Il lui sembla très nettement que Germaine avait quelque chose de la belle dame. Elle admirait, rageuse, avec une férocité dans les yeux.

Germaine s’impatienta.

— Ben, quoi ? Qui es-tu ?

La garçonne, sans cesser de mordiller son mouchoir, mâchonna quelques mots.

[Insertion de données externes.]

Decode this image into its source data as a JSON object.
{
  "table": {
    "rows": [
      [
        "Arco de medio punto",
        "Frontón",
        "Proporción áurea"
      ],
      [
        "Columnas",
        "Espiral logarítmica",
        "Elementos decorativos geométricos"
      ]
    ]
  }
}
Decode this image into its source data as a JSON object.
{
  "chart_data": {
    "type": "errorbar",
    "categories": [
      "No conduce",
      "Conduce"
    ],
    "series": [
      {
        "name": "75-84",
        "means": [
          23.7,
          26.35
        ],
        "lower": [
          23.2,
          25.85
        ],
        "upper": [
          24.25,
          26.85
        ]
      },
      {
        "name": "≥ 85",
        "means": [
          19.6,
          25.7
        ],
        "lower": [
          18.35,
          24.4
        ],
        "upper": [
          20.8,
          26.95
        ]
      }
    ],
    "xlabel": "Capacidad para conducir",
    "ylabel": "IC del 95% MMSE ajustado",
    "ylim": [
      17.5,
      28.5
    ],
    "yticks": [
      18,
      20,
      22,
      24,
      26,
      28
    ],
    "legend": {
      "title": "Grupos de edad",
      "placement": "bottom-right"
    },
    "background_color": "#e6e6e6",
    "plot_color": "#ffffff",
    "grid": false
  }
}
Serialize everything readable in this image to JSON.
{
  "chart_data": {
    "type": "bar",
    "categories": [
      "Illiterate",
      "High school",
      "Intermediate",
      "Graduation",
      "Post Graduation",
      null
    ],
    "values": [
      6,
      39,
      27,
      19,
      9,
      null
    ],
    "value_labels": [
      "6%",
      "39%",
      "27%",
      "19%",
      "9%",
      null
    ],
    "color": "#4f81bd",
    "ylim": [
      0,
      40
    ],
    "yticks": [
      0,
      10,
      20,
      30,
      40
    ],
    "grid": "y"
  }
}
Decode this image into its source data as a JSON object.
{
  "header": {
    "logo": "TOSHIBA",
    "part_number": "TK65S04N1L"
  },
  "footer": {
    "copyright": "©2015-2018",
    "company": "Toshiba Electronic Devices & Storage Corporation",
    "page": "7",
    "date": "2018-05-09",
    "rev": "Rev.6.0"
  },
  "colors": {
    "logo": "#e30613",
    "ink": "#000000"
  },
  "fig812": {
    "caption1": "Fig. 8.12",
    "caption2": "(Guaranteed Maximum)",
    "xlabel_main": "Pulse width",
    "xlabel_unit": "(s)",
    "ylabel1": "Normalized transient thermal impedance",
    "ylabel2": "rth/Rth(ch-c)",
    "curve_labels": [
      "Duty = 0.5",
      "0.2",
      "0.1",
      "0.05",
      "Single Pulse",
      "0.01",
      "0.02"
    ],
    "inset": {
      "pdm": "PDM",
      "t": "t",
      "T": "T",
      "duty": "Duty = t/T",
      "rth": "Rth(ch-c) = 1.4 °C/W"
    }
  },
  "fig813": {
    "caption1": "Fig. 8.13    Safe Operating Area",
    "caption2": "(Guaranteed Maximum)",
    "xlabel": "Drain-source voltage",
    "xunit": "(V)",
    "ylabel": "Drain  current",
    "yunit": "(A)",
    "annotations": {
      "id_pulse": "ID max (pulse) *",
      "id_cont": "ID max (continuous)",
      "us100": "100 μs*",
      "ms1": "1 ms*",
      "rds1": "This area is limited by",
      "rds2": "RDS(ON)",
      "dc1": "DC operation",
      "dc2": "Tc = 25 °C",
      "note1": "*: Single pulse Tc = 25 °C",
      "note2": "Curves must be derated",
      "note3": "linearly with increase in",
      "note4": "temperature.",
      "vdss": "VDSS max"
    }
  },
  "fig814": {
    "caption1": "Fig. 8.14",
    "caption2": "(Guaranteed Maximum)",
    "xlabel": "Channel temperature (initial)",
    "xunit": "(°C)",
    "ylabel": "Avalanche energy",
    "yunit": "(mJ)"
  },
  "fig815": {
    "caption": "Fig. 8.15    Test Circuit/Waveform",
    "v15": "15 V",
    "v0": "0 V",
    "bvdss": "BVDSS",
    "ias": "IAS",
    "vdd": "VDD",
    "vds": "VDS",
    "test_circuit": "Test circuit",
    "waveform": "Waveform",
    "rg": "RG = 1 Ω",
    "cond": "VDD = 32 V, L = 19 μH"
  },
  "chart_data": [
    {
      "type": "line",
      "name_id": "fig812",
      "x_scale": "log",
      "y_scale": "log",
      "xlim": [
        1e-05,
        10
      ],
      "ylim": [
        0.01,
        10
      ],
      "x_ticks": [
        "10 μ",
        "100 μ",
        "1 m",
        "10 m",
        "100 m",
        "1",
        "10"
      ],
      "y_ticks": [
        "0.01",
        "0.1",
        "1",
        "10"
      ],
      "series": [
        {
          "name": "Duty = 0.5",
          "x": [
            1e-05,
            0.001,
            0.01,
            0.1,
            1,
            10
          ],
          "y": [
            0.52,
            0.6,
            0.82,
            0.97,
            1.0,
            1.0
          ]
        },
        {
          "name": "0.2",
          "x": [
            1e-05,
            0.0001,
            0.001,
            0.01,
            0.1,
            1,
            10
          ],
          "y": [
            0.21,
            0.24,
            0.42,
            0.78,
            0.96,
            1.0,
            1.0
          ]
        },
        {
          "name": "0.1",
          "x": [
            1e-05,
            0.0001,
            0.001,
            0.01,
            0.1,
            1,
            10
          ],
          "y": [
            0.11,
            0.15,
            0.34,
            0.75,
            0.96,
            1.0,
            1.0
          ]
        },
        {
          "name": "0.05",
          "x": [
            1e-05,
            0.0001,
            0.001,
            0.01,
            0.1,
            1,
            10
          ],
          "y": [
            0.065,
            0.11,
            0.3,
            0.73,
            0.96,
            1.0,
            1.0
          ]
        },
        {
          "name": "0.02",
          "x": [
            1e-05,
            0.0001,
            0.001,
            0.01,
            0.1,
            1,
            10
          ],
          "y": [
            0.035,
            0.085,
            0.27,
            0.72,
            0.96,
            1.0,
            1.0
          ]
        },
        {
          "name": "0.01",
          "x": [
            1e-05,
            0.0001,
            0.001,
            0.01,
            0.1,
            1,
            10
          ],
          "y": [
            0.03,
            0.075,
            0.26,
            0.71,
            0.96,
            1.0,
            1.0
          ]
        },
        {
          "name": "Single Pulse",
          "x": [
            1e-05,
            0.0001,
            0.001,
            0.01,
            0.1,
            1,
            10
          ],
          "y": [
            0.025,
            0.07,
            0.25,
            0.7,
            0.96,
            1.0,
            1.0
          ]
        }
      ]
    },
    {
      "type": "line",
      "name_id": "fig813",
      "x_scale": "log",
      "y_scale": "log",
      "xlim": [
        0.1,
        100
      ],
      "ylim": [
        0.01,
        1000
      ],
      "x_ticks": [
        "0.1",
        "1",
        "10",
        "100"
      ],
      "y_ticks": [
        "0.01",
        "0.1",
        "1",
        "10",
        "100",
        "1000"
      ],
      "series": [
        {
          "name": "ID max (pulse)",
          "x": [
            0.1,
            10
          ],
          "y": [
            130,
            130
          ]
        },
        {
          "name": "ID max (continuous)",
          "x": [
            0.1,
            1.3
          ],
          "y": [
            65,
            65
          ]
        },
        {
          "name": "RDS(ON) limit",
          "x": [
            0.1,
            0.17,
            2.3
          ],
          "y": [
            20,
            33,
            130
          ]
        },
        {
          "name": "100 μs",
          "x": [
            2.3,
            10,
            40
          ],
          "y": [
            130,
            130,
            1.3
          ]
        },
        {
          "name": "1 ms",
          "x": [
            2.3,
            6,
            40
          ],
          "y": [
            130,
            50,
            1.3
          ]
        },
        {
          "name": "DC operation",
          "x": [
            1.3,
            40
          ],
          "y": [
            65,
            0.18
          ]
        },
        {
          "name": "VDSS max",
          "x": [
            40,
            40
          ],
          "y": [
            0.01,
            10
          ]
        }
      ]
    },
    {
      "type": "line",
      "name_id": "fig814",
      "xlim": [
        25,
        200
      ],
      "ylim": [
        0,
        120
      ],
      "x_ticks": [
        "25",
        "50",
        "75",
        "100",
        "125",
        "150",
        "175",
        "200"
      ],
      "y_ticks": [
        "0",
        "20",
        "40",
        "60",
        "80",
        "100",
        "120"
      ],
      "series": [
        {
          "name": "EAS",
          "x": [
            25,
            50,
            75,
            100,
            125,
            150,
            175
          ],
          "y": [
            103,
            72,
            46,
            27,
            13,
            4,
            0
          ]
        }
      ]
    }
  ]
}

— Hein ? fit Germaine en baissant la tête.

Elle avait cru distinguer un nom.

L’autre parla clairement, cette fois. Elle lui dit qu’elle était envoyée par le braconnier ; il était dans le bois ; il voulait la voir immédiatement. Et tout en parlant, elle avait sous ses sourcils rebroussés des regards aigus comme des pointes de couteau.

Germaine haussa les épaules, avec dépit ; puis ayant réfléchi, répondit :

— Tu lui diras que j’peux pas. Non, j’peux pas, c’est bisquant. Ça sera pour une autre fois.